Calculating Lump Sum D
Lump Sum D payments, which are not taxed, are for redundancy and approved early retirement payments, but they have a limit. Whatever you pay over that limit is paid as a Lump Sum C employment termination payment (ETP), which may or may not be taxed. The resolution of Lump Sum C payments depends on the prior resolution of Lump Sum D.
The calculation rule for TERM LUMP D earning is Amount, where the amount is formula TERM FM LUMP D.
This is how the formula resolves:
-
It first uses Australian Tax Office (ATO)-supplied, PeopleSoft-maintained, variable values, and a duration that determines an employee's complete years of service to arrive at a figure—called the calculated amount in this topic.
The calculated amount is the limit that can be paid as Lump Sum D. The variables are TER VR LUMPD YRLY (yearly amount) and TER VR LUMPD INIT (initial amount), and the duration is TER DR TOTAL DAYS. The formula multiplies the yearly amount by the years of service, then adds the initial amount. This is the calculated amount or limit.
-
The formula then compares the calculated amount with the balance of accumulator TER AC RED/AER (Redundancy/Approved Early Retirement).
Note:
The members of accumulator TER AC RED/AER are only ever REDUNDANCY (which is supplied) or [EARLY RETIREMENT] (which is not supplied). Both of these earnings are also members of accumulator TER AC ETP. The redundancy and early retirement earnings are not paid as such; they do not add to accumulator AUS GROSS. They exist so that you can enter their amounts as positive input and add to accumulators. The actual payment of redundancy or retirement amounts is as earning TERM LUMP D or a combination of TERM LUMP D and ETPTAX/ETP NON TAX.

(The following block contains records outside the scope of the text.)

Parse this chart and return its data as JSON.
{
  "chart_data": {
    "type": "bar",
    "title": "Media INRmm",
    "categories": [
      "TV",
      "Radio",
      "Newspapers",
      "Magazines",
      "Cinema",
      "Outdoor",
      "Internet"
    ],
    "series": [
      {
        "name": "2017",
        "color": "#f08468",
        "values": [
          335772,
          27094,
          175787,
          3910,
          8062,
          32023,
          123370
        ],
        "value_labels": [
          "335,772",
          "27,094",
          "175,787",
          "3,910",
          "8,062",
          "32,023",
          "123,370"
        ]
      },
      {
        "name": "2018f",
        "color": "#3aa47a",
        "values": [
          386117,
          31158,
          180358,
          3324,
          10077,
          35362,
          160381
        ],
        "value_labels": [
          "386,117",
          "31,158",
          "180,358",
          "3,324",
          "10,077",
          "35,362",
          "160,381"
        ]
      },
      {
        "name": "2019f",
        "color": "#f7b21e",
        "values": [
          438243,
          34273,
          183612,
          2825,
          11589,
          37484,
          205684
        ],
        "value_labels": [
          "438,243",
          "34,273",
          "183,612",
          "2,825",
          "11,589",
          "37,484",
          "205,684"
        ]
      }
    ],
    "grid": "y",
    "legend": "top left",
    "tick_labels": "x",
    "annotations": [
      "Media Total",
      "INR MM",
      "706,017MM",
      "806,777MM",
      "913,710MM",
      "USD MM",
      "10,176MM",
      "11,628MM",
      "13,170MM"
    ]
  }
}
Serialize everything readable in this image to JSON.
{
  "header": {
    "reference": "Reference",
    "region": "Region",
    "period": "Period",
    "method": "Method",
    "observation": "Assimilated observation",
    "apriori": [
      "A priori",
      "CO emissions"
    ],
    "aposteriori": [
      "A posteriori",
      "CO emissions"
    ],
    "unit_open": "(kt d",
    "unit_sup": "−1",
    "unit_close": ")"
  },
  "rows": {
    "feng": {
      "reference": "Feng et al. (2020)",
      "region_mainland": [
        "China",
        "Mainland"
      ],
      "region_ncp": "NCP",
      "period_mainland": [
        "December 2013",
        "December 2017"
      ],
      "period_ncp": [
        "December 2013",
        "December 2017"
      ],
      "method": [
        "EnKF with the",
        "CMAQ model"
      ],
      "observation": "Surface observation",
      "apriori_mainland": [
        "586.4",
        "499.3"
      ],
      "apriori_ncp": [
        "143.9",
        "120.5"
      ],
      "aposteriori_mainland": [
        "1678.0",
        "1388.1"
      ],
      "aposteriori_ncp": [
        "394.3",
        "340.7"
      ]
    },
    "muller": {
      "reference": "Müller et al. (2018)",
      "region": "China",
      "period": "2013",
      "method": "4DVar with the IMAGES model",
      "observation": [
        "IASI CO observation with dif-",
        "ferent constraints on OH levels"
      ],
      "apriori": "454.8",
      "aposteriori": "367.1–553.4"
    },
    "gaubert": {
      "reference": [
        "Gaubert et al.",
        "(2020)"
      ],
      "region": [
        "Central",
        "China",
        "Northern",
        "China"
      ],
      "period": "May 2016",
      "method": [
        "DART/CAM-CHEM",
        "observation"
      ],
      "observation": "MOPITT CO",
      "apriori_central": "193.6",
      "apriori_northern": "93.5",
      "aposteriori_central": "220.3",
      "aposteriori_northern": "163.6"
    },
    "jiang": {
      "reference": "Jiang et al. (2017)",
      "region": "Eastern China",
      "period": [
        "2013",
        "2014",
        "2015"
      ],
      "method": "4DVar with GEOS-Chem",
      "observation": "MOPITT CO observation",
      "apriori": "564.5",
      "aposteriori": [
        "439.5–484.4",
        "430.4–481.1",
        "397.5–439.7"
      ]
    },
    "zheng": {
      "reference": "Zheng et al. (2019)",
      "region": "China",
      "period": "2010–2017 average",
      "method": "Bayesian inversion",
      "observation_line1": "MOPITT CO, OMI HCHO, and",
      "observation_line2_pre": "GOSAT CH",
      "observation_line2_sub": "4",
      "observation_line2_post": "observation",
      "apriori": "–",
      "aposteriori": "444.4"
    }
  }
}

Based on the results of the formula calculation, one of the following events occurs:
-
If the calculated amount is greater than the accumulator amount, the payments do not exceed the limit and the full accumulator amount becomes the Lump Sum D payment.
-
If the calculated amount is less than the accumulator amount, the payments exceed the limit, so only the calculated amount (the limit) becomes the Lump Sum D payment.
The balance becomes the basis of ETP calculations.
The balance becomes ETP (taxed or nontaxed—to be calculated) because the redundancy and retirement amounts also add to TER AC ETP, and whatever is paid as Lump Sum D by earning TERM LUMP D subtracts from TER AC ETP. If the redundancy and retirement accumulator was less than the calculated amount, and was therefore paid as Lump Sum D in full, then the balance of redundancy and retirement in the ETP accumulator is nil.
RED/RET = TERM LUMP D so
RED/RET − TERM LUMP D = Nil
If the redundancy and retirement accumulator was more than the calculated amount, only the calculated amount would be Lump Sum D, so there would be a positive balance of redundancy and retirement payment in the ETP accumulator.